In the past several years, Bipolar Disorder has become the new AD/HD. One merely needs to type the diagnosis into a search engine to be exposed to thousands of websites that promote screening tools, testimonials, blogs, and all varieties of treatment approaches. Not surprisingly, the same twisted popularity that gripped America with AD/HD has grafted Bipolar Disorder into its fold.

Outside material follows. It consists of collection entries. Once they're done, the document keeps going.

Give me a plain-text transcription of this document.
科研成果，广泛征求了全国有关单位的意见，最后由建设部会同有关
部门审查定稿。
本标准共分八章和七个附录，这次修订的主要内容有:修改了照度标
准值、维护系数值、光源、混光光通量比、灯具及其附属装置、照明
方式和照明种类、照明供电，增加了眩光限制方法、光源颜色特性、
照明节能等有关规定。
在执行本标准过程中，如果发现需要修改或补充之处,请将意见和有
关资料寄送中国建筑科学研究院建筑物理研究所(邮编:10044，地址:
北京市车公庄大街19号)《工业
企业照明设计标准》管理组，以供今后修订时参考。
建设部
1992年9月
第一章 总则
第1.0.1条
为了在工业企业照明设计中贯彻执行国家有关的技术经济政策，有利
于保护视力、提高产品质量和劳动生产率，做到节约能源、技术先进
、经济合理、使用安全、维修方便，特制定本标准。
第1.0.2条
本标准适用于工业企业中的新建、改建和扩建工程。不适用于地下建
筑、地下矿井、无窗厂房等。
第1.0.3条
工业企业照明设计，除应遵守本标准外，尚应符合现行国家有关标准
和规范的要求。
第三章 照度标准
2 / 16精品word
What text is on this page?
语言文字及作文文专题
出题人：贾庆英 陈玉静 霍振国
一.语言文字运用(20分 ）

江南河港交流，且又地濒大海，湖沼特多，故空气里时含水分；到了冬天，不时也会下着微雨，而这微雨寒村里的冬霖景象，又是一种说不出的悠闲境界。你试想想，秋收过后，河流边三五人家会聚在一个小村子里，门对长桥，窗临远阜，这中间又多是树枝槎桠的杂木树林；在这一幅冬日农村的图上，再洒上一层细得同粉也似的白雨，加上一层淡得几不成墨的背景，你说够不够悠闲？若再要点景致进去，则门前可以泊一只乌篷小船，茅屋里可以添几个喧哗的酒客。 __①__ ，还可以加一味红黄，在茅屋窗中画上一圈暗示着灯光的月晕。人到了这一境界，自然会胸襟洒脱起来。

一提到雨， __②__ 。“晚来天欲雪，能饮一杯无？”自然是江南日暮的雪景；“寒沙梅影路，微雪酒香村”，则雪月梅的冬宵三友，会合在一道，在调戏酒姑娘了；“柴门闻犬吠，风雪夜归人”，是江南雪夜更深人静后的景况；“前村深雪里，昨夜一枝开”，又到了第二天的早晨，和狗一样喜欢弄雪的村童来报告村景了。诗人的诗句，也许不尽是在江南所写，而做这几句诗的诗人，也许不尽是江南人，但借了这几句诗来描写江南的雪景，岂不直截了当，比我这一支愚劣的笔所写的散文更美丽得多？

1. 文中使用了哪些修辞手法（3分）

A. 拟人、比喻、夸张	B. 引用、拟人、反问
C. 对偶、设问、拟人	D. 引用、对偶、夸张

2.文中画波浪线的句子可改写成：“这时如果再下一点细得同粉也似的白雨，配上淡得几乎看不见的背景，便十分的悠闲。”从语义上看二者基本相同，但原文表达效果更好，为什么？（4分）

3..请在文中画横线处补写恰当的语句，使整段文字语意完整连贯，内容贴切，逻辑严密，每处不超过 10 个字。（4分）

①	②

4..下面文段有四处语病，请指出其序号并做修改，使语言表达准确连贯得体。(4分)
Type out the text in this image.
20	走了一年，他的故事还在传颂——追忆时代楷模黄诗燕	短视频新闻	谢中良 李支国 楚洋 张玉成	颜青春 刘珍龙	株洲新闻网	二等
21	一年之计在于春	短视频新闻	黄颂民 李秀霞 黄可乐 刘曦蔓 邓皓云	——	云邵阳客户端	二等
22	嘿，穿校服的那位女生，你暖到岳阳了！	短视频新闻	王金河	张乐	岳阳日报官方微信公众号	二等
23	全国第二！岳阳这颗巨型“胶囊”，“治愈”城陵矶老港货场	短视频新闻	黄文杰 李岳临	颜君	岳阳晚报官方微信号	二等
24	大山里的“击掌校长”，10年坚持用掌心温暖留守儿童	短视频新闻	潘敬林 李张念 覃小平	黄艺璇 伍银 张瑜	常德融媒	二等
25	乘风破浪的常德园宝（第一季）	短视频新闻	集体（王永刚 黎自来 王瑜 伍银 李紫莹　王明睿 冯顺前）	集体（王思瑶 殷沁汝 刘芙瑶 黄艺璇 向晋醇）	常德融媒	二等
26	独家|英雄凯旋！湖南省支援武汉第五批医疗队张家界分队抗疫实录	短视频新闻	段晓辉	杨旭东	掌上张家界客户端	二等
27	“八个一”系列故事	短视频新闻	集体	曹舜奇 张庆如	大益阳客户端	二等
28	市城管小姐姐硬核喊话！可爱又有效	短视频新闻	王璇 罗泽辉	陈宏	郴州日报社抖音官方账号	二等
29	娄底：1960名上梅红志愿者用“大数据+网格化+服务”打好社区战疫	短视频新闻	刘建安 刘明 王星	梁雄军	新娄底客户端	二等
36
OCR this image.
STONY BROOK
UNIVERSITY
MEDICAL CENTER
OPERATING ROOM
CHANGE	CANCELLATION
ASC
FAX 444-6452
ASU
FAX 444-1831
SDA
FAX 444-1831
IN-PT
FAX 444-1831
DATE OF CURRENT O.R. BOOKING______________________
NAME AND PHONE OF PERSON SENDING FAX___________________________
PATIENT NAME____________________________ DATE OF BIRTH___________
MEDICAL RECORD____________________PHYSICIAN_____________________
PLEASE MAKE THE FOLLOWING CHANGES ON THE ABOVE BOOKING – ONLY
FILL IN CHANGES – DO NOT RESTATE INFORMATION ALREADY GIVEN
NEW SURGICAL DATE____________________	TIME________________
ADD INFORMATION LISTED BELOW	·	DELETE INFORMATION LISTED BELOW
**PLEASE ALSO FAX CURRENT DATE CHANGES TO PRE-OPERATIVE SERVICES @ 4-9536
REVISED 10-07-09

It is most important to note that Bipolar Disorder is a real illness. It is debilitating, scary, and can cause significant impacts on sufferers and their family and friends. That being said, Bipolar Disorder is incredibly rare, despite what television and internet advertisements taut. The illness is marked by behaviors that last a period of weeks or months, and range from sleeping 20 hours per day, not caring for oneself, and not eating to being full of energy for weeks at a time, spending tremendous amount of money, and engaging in reckless and dangerous activities.
Despite its rarity (around 1.5% of all people), many are led to believe they have the diagnosis. In part, this knowledge comes from pharmaceutical advertisements that shamelessly minimize the problem to “If you have mood swings, you might have Bipolar Disorder.” Even more disappointing is that many primary care physicians and psychiatrists alike affirm this diluted and painfully inaccurate version of the disorder, telling patients they have it, and putting billions of dollars in pharmaceutical companies’ pockets as a result. The presentation that patients frequently bring to mental health professionals is some version of “I can be fine one minute and then the smallest thing sets me off.” Also very common is the report that “my mood changes without reason all throughout the day.” These are not characteristics Bipolar Disorder, nor are they remotely related to it.
Healthcare professionals have an enormous responsibility to understand the conditions they are treating, to practice ethically, and communicate both of those to their patients. The blame for the widespread misinformation about Bipolar Disorder falls squarely on practitioners who lack integrity to rule out other causes and tell patients the truth about what is and is not happening to them: You don’t have Bipolar Disorder.